Dessen von täglichen Runterschmeiß-Orgien ramponierte Außenkante ragt immer zwischen meiner Beatmungsmaschine und dem Rand des Ikea-Küchen-Kästchens, das sich übrigens in Form und Höhe perfekt für medizinisches Gerät eignet, dunkel hervor. So dunkel, dass die in kalten Herbstnächten alles umschließende Finsternis in unserem Schlafzimmer einen nur erahnen lässt, wohin er die Faust denn, behände wie ein Faultier, krachen lassen sollte.

Nach dem gefühlt zehnten Versuch schließlich ein Erfolgserlebnis.  Ich klemme mir die Handy-Kante zwischen meinen Zeigefinger und Daumen und beschleunige das Telefon durch seitliches ziehen mit ziemlich genau 9,81 m/s im Quadrat in der vertikalen in Richtung meiner Brust. Danke Schwerkraft! „Bin leider krank, kann nicht mehr kommen“. Ich denke nach und bemerke dann, dass mich das vor ein Problem stellt.

Wer macht dann meine Pflege? Wer hilft mir im Bad – und überhaupt – we assistiert mir morgen?  Ich sehe mich um und bin froh, nicht allein zu sein. Meine Freundin ist da und das ist gut und wichtig. „Das erste Mal in den vier Jahren meiner Behinderung, dass ich in so einer Situation nicht alleine bin! Ein Glück!“ grübele ich und muss aufpassen, nicht mit einem zufriedenen Lächeln gleich wieder einzuschlafen. Das alles löst nämlich mein Problem noch nicht.

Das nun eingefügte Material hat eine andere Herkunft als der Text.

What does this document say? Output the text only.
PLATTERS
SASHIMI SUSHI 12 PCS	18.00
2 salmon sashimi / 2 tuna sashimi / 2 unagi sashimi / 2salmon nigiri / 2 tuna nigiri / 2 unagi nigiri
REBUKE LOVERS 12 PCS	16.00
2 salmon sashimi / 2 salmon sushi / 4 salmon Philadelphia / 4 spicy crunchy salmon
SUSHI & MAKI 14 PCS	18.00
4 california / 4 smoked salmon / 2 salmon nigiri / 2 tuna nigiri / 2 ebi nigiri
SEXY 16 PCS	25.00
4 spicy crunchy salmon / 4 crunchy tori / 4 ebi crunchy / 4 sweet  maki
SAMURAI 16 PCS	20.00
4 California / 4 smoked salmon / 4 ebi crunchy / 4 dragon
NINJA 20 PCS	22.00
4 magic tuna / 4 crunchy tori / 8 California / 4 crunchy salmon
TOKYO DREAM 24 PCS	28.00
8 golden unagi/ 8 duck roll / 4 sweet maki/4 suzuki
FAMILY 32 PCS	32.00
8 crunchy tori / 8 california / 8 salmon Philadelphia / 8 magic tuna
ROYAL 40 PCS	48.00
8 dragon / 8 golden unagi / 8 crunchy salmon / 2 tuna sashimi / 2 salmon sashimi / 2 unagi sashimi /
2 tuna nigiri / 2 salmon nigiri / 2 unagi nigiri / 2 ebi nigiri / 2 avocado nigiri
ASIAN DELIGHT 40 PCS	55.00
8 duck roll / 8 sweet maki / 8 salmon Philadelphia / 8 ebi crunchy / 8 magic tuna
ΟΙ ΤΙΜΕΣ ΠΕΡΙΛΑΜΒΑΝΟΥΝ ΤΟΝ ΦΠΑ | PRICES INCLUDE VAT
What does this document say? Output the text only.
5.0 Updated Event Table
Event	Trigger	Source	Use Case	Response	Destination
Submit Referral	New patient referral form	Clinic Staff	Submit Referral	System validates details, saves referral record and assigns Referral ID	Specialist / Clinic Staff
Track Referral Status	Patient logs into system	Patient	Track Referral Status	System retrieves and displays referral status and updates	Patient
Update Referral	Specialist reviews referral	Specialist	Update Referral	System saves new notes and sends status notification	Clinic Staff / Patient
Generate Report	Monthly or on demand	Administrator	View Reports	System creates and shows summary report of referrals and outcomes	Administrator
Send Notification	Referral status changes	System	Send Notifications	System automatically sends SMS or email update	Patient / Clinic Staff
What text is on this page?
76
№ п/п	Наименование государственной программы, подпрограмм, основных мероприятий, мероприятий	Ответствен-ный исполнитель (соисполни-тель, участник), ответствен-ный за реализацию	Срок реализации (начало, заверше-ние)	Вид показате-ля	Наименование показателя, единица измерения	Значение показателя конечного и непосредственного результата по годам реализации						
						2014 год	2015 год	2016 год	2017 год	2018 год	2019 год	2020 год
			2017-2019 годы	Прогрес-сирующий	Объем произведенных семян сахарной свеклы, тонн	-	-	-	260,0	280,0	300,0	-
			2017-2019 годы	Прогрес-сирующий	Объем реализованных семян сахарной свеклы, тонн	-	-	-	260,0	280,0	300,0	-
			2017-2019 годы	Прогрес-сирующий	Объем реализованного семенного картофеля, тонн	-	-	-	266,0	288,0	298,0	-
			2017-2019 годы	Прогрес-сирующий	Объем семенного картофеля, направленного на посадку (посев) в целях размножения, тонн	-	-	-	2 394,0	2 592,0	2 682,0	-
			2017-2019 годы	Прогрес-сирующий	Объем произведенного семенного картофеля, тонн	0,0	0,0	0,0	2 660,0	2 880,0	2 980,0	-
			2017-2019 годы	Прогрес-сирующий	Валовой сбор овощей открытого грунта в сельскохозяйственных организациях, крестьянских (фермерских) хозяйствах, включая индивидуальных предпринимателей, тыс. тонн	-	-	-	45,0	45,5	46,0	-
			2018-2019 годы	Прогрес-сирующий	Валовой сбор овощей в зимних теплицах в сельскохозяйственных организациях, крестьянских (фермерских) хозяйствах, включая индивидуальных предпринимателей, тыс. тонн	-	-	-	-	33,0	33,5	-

Es gibt einfach Dinge, die sollte der oder die PartnerIn nicht tun. Dazu gehört all jenes, was mit der Pflege zu tun hat.  Da entstehen Abhängigkeiten, die keiner möchte.  Ich rufe also am Morgen den Bereitschaftsdienst an, der nach einigen Fragen einspringt. Da dann positiv zu denken, fällt mir schwer.

Ich hatte in den letzten vier Jahren 17 Assistenten. Alle selber eingelernt. Und das hat jedes Mal gedauert. Ich sage, dass bei jemandem der das noch nie gemacht hat, schon mal fünf Monate ins Land gehen, bis eine gewisse Routine und Sicherheit da ist. Bei manchen kommt sie auch nie. Wie soll das also funktionieren, mit dem einen, der dann morgen Früh kommt? „Der kennt mich doch überhaupt nicht!“.  Ich bekomme schon wieder Kopfweh von meinem Stirnrunzeln.

Aber ich beschließe, darauf zu pfeifen. Zum Glück ist morgen Früh nichts dran, was irgendwie invasiv wäre oder unter Zeitdruck Stunde. Hätte ich morgen Unternehmungen mit meinem Darm vor mir, wäre das eine Katastrophe.  Denn das Darm-Management stellt man nicht nur auf einen Tages-Rhythmus ein, sondern auch auf eine gewisse Uhrzeit. Darmaktivität gibt es dann verstärkt nur in diesem Zeitrahmen. Wenn ich das verpasse, kann mich das nicht nur den Tag sondern mehrere Tage kosten.

„Deswegen: Glück gehabt!“ freue ich mich. Meine Stirn glättet sich und ich schlafe ein. Und hey, positiv denken hat sich gelohnt. Es ist jetzt dann 15.30 Uhr, ich habe mit meiner Freundin gefrühstückt, habe davor gut geschlafen. Ich war kurz draußen und hatte Zeit, der besten Hühnernudelsuppe der Welt und diesem Text hier zu fröhnen.

Ich war so selbstständig wie möglich und mit dem „unbekannten“ Assistenten hat auch alles geklappt.  Jetzt bin ich müde weil saumäßig erkältet. Ich gehe wieder ins Bett.